Bien avant Jeanne Burgart Goutal, le Dr. Thèrèse Brosse (1902-1991), alors chef de clinique au service de cardiologie à l’hôpital Broussais, est partie en 1935 pour une mission d’étude instrumentale du yoga en Inde, en quête d’une « énergétique de l’homme intégral ». Ainsi, la cardiologue a donné droit de cité à cette « technique de transformation psychosomatique » dans la recherche officielle. Auprès des yogis, la neurophysiologie lui a appris que l’un des hémisphères cérébraux représente « nous dans le monde » et l’autre « le monde en nous »... Comme dans la simplicité primordiale du souffle qui fait entrer le monde en nous et nous dilue dans le monde...

Dès l’entre-deux-guerres d’une autre course aux armements, le Dr. Brosse a administré la preuve que la « connaissance scientifique » n’est qu’une étincelle infime au sein d’une conscience beaucoup plus vaste, latente en chacun de nous (1)...

En septembre 2012, Jeanne Burgart Goutal cherche un « nouveau sport » - et, sur les conseils de sa soeur, pousse la porte d’une salle de yoga. Première prise de conscience : « J’avais fait connaissance avec mes organes... et avec Chitta, le singe de mon esprit !  »

Une philosophe ne peut que questionner le yoga, au-delà des « postures » saupoudrées de « respirations » et interoger son histoire, sa diffusion – de quoi se perdre dans une variété de significations, une multiplicité de yogas (de sagesse, de dévotion, d’action, de méditation, etc.) et se disperser sur deux lignes de front, entre matérialisme et spiritualisme – entre gymnastique et pratique philosophique. Du yoga, on ne saurait parler qu’au pluriel, dans le lâcher prise, la libération du mental et le dépassement de l’ego pour entrevoir la vérité de l’être au monde...

Durant l’été 2016, elle se rend à son premier « festival de yoga » près d’Aix-en-Provence et s’immerge dans le crissement des cigales ainsi que dans un approfondissement plus personnalisé auprès d’un yogi tantrique vivant en marge de « la société » - en toute « autonomie », comme il se doit : « Bienvenue à Ushuaïa dans ton froc, la vie en conditions réelles  »... Un sacré boulot, l’autonomie, dans l’ermitage Saint-Bernie, mais enfin « on n’est libre que de choisir ses esclavages  »...

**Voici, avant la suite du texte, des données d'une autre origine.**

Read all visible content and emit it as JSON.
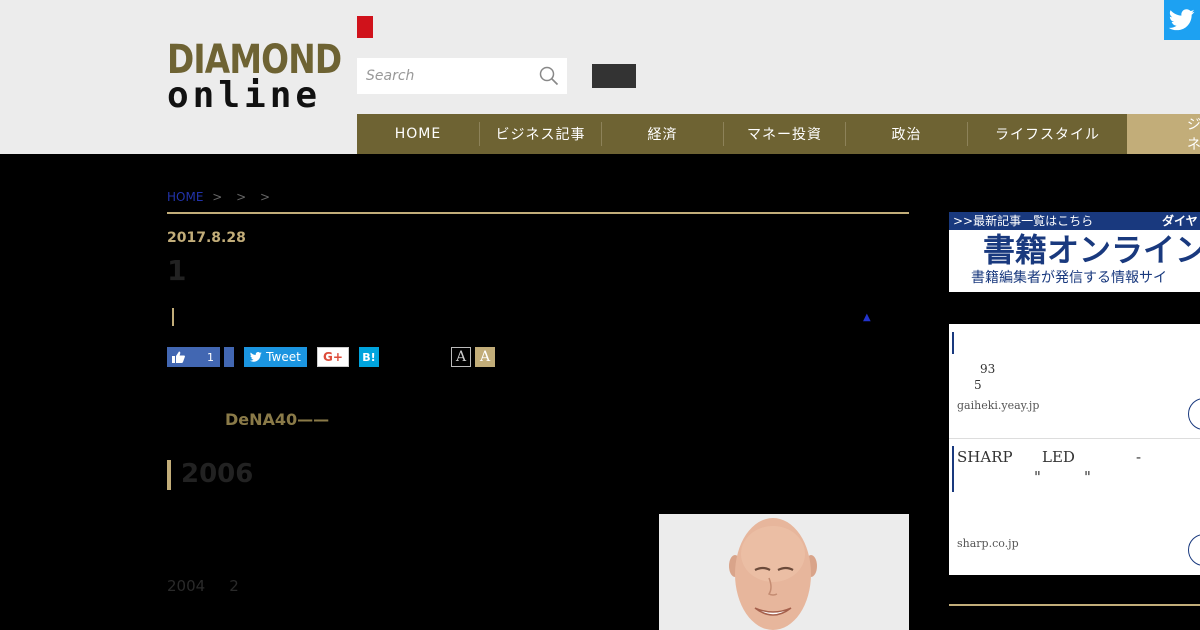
{
  "header": {
    "logo_line1": "DIAMOND",
    "logo_line2": "online",
    "search_placeholder": "Search",
    "twitter_icon": "twitter-icon"
  },
  "nav": {
    "items": [
      "HOME",
      "ビジネス記事",
      "経済",
      "マネー投資",
      "政治",
      "ライフスタイル"
    ],
    "last_item": "ビジネス"
  },
  "breadcrumb": {
    "home": "HOME",
    "separators": [
      ">",
      ">",
      ">"
    ]
  },
  "article": {
    "date": "2017.8.28",
    "title": "1",
    "up_arrow": "▲",
    "social": {
      "fb_like_count": "1",
      "tweet_label": "Tweet",
      "gplus_label": "G+",
      "hatena_label": "B!"
    },
    "font_small": "A",
    "font_large": "A",
    "lead": "DeNA40——",
    "section_title": "2006",
    "body_year": "2004",
    "body_num": "2"
  },
  "sidebar": {
    "banner": {
      "top_text": ">>最新記事一覧はこちら",
      "top_right": "ダイヤ",
      "main": "書籍オンライン",
      "sub": "書籍編集者が発信する情報サイ"
    },
    "ads": [
      {
        "line1": "93",
        "line2": "5",
        "source": "gaiheki.yeay.jp"
      },
      {
        "brand": "SHARP",
        "product": "LED",
        "dash": "-",
        "quote_open": "\"",
        "quote_close": "\"",
        "source": "sharp.co.jp"
      }
    ]
  },
  "colors": {
    "brand": "#6e6333",
    "accent_gold": "#c2ad79",
    "link_blue": "#2233aa"
  }
}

Heureusement, il y a « le réseau » le rattachant à « la société », comme une « toile d’araignée dont les fils sont invisibles dans l’ombre, mais lumineux lorsqu’une ondée ou un rayon de soleil les fait scintiller » - bref, « ne confondons pas autonomie et autarcie »... Bernie reçoit pour des « formations » dans sa Shala des « chercheurs énergiques » en quête d’un autre rapport au monde ou d’un état de conscience élargi...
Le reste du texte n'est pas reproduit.